Following yesterday’s tragic school shooting at a community college in Oregon that left at least 10 people dead, federal authorities are investigating what appears to be a potential warning on September 30 about the shooting before it occurred. An anonymous user on a messageboard called /r9k/ on notorious website 4chan notified others, “Don’t go to school tomorrow if you are in the northwest.” The New York Times reports that dozens of FBI agents are assisting in the investigation.
Authorities are combing other social media to determine if there is a credible connection after police shot and killed the shooter. The Washington Post reported that shooter Chris Harper Mercer was active online, frequenting a variety of dating sites and MySpace.
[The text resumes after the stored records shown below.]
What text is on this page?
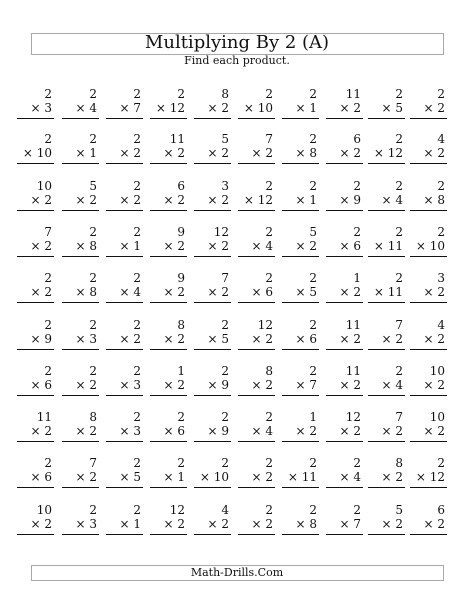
Multiplying By 2 (A)
Find each product.
2
× 3
2
× 4
2
× 7
2
× 12
8
× 2
2
× 10
2
× 1
11
× 2
2
× 5
2
× 2
2
× 10
2
× 1
2
× 2
11
× 2
5
× 2
7
× 2
2
× 8
6
× 2
2
× 12
4
× 2
10
× 2
5
× 2
2
× 2
6
× 2
3
× 2
2
× 12
2
× 1
2
× 9
2
× 4
2
× 8
7
× 2
2
× 8
2
× 1
9
× 2
12
× 2
2
× 4
5
× 2
2
× 6
2
× 11
2
× 10
2
× 2
2
× 8
2
× 4
9
× 2
7
× 2
2
× 6
2
× 5
1
× 2
2
× 11
3
× 2
2
× 9
2
× 3
2
× 2
8
× 2
2
× 5
12
× 2
2
× 6
11
× 2
7
× 2
4
× 2
2
× 6
2
× 2
2
× 3
1
× 2
2
× 9
8
× 2
2
× 7
11
× 2
2
× 4
10
× 2
11
× 2
8
× 2
2
× 3
2
× 6
2
× 9
2
× 4
1
× 2
12
× 2
7
× 2
10
× 2
2
× 6
7
× 2
2
× 5
2
× 1
2
× 10
2
× 2
2
× 11
2
× 4
8
× 2
2
× 12
10
× 2
2
× 3
2
× 1
12
× 2
4
× 2
2
× 2
2
× 8
2
× 7
5
× 2
6
× 2
Math-Drills.Com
In a strange coincidence, yesterday was also the 12th anniversary of the founding of 4chan.
Founded in 2003 as an anonymous message board, 4chan has grown in reputation as a kind of Wild West for internet trolls, puerile humor, and digital flotsam of all sorts. Internet entrepreneur Christopher Poole modeled the site after a similar image-based Japanese site called Futaba Channel (2ch.net). It was initially used as a way to share foreign language images of anime and translate them into English; now it logs 22 million U.S. users per month. This year, Poole sold the sprawling group of forums to Hiroyuki Nishimura, who started 2channel. Poole at the time was 4chan’s only official employee.
Users who would otherwise have to register their identities to other message boards flock to 4chan to discuss a range of taboo topics: child porn, white supremacy, hacking, crime. After posting the “Don’t go to school” message, other anonymous users urged the original poster on with their violent intentions. One responded: “I suggest you enter a classroom and tell people that you will take them as hostages. Make everyone get in one corner and then open fire.” Another wrote: “You might want to target a girls school which is safer because there are no beta males throwing themselves for their rescue.”
Though the identity of the anonymous poster has not been identified as Mercer, and outlets like the Times cautioning the link “may not be credible in any way,” authorities are still searching to create a complete picture.